December 13, Christmas Party
Florence looking at Santa's baby
So goes a pop culture quote that includes books, TV shows, magazine articles, t shirts, even Robin Williams' sayings and some reach back to Freud blaming it on your mother.  But that it has been the mother again here, a siege for us beginning with the phone call Sunday afternoon:  Jerry's 96 year old mother, Florence,  (aka MIL=mother in law) fell  in her room at the  skilled facility where she has resided for two years.  She has been  our responsibility since 1980 when her husband passed away and we acquired the task of looking out for and  putting up with the demands and annoyances of this dependent, manipulative woman as her other two younger children opt out.  Truth, Jerry's full sister, dead since 2004 but who was alive at the time would have stepped up but she had her own siege of medical and financial problems and was not really able to do much.  So it has been that we got the Old Maid.  At 96, you think there is not much  time left but they live long lives in her family and she is the last of the 5 sisters, the youngest, the baby and the less stable  mentally and the nastiest.  All this has been told before, our lives whirling along and finally we have had some degree of freedom with her in the nursing home.  We have been concerned about this potential, she had a walker to use for stability but with her dementia and  bull headedness she often neglects to use it in her room.  The orthopedic surgeon wondered if she had previously fallen.  How does anyone know, her hearing is almost non existant, she does not communicate, she attempts to be secretive, to hide things, much as the hoarding we cleared from her room.  That is another story we filled 4  big trash cans with old  napkins, boxes, paper plates, old newspapers, old church bulletins, envelopes, and the worst used disposable underwear.  The  facility staff try to not  intrude on a resident's privacy but after I discovered the garbage upon garbage, some other protocol must be followed. 
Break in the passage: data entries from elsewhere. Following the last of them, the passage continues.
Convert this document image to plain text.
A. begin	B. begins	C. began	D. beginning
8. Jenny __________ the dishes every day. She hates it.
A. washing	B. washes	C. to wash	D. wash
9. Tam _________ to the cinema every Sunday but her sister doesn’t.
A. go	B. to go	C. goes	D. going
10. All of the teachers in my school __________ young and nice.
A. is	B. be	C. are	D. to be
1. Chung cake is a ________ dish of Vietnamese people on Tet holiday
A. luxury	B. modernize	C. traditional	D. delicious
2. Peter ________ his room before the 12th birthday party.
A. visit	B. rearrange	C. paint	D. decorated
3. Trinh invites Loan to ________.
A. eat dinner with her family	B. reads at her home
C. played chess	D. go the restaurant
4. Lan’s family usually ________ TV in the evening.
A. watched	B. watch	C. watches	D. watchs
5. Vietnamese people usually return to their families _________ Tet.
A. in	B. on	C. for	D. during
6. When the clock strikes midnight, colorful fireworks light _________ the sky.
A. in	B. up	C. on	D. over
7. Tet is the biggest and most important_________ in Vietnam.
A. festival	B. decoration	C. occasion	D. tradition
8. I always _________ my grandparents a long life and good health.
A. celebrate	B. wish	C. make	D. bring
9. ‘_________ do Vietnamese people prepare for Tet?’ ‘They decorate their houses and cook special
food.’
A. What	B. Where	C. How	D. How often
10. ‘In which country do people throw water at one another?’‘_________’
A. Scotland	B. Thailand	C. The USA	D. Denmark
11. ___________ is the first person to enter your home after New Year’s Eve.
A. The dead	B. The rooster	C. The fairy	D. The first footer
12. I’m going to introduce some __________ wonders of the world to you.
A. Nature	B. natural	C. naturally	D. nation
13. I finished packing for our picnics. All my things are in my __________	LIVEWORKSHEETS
Who knows how it happened, they found her on the floor near her bed, and in pain.  She has a high pain threshold and an ability to ignore aches so when she complained, they knew it was serious.  An ambulance transport to emergency at the Gunderson hospital in La Crosse and ever since  4:00PM Sunday it has been a tilt a whirl; her partial hip replacement surgery at 11:00PM, being up out of bed Monday morning, standing yesterday and declared medically stable and dischargeable back to the SNF today.  Medically stable says nothing about mentally unstable and there's not much to be done about that.  She convinced the hospital attendants to call her son and when she got Jerry on the phone she was belligerent and demanded he come get her.  We requested they not connect a phone, but they try to do what a patient wants or what makes their life easier.  I wish her daughter had interest and would come and sit at the facility, taking care and be pushed to  frustration but that is not going to happen and so we make do.  I watch my own tongue and attitude because I do not want to be mean to an old lady, someday I'll be old too, but what a predicament.  Long discussions with the therapists and nurses at the home this morning about protocols and a new level of care for her. Will she comply, will she attempt to do something she should not and reinjure herself, what next?  All questions to be answered as we look toward Easter.    I'll not be Easter decorating this year, too much else to deal with.  

Full healing may take 6 months.  This is a time of instability when anything can happen.  A cousin reminded me that Aunt Berniece died of complications from a broken hip, but Florence has a strong heart and  body in ways unbelievable for a 96 year old.  Many  nurses marveled at how good she looks for 96 and then they marveled at how nasty she could be,  how she could be foul in disposition and demeaning, I am not surprised.  We hope progress continues.  Such is life.